A couple of issues here. I've never owned any high performance machine, including the Goldwing that I didn't consider "an expensive luxury"..."ridiculously expensive" seems to depend on how much one is able and willing to afford. Simply put, anyone who thinks something is ridiculously expensive more often than not can't afford to own and maintain it...that's not an insult to anyone...it's exactly why I don't own many things I would own if I could afford them.

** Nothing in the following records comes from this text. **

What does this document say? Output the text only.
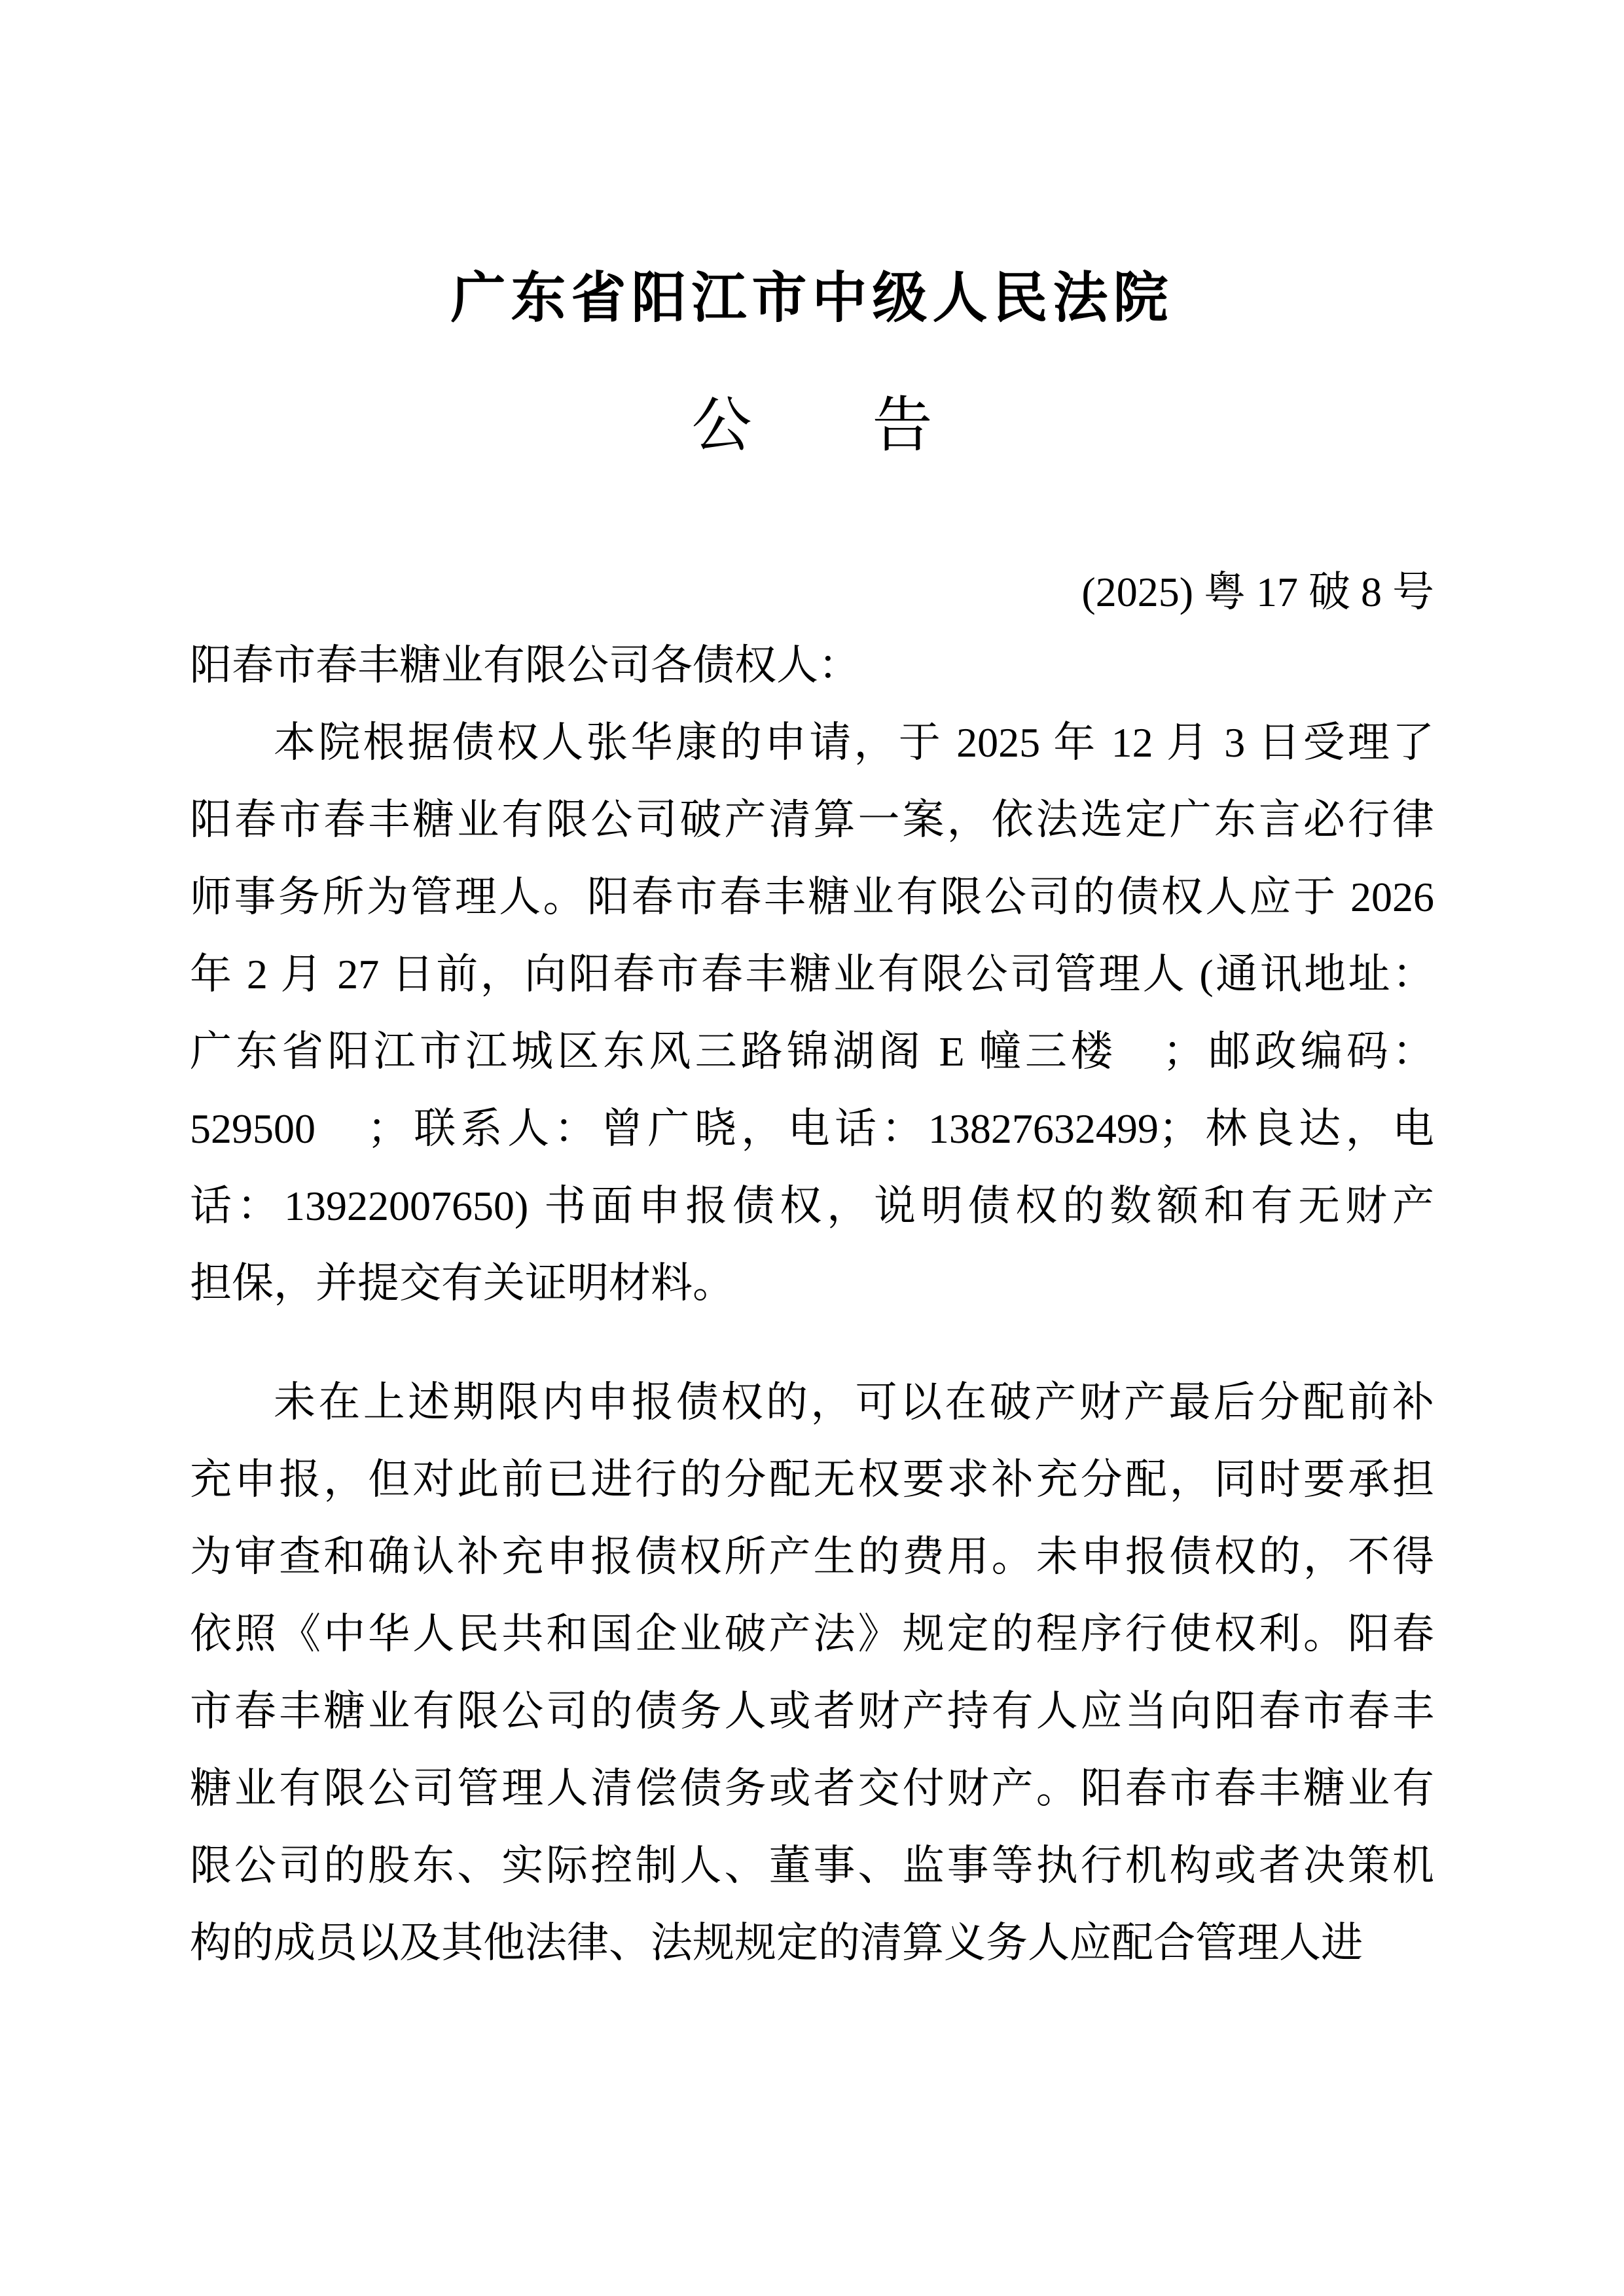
广东省阳江市中级人民法院
公　　告
(2025) 粤 17 破 8 号
阳春市春丰糖业有限公司各债权人：
本院根据债权人张华康的申请，于 2025 年 12 月 3 日受理了
阳春市春丰糖业有限公司破产清算一案，依法选定广东言必行律
师事务所为管理人。阳春市春丰糖业有限公司的债权人应于 2026
年 2 月 27 日前，向阳春市春丰糖业有限公司管理人 (通讯地址：
广东省阳江市江城区东风三路锦湖阁 E 幢三楼　；邮政编码：
529500　；联系人：曾广晓，电话：13827632499；林良达，电
话：13922007650) 书面申报债权，说明债权的数额和有无财产
担保，并提交有关证明材料。
未在上述期限内申报债权的，可以在破产财产最后分配前补
充申报，但对此前已进行的分配无权要求补充分配，同时要承担
为审查和确认补充申报债权所产生的费用。未申报债权的，不得
依照《中华人民共和国企业破产法》规定的程序行使权利。阳春
市春丰糖业有限公司的债务人或者财产持有人应当向阳春市春丰
糖业有限公司管理人清偿债务或者交付财产。阳春市春丰糖业有
限公司的股东、实际控制人、董事、监事等执行机构或者决策机
构的成员以及其他法律、法规规定的清算义务人应配合管理人进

I never had to pay for one of those first services on any of my "ridiculously expensive bikes" AND in addition to changing oil, there IS/WAS a lengthy list of "inspect and adjust" items on every one of those "first services" that I would argue are good policy to protect the product, manufacturer, and owner from many possible problems that may exist. Regardless, I think low mileage oil changes on any high performance motorcycle is prudent and smart regardless of what minimum meets the factory warranty requirement. Oil will degrade over time. If that oil is sitting in an engine that was shipped from Japan or Germany (or where ever) several months ago, then possibly sat in a warehouse for some amount of time and then again possibly sat at a dealer for some amount of time, once oil is exposed to air, metal, temperature changes, and humidity changes it degrades to some varying degree. The worst looking and smelling oil I've ever changed was in a Honda that was manufactured 7 months before I purchased it and It would have been a huge mistake for me to have left it in the machine for any additional time or miles. When I bought my last Wing it was 9 months after date of manufacture and a fresh oil change was part of my deal before riding off the lot. Even with the highest quality materials, tolerances and assembly, a low use/hour/miles oil change is still an incredibly cheap way to check for and remove any possible contaminants including partially depleted oil. Not that I'm right or wrong, but we all have different experiences and reasons for what we do and believe.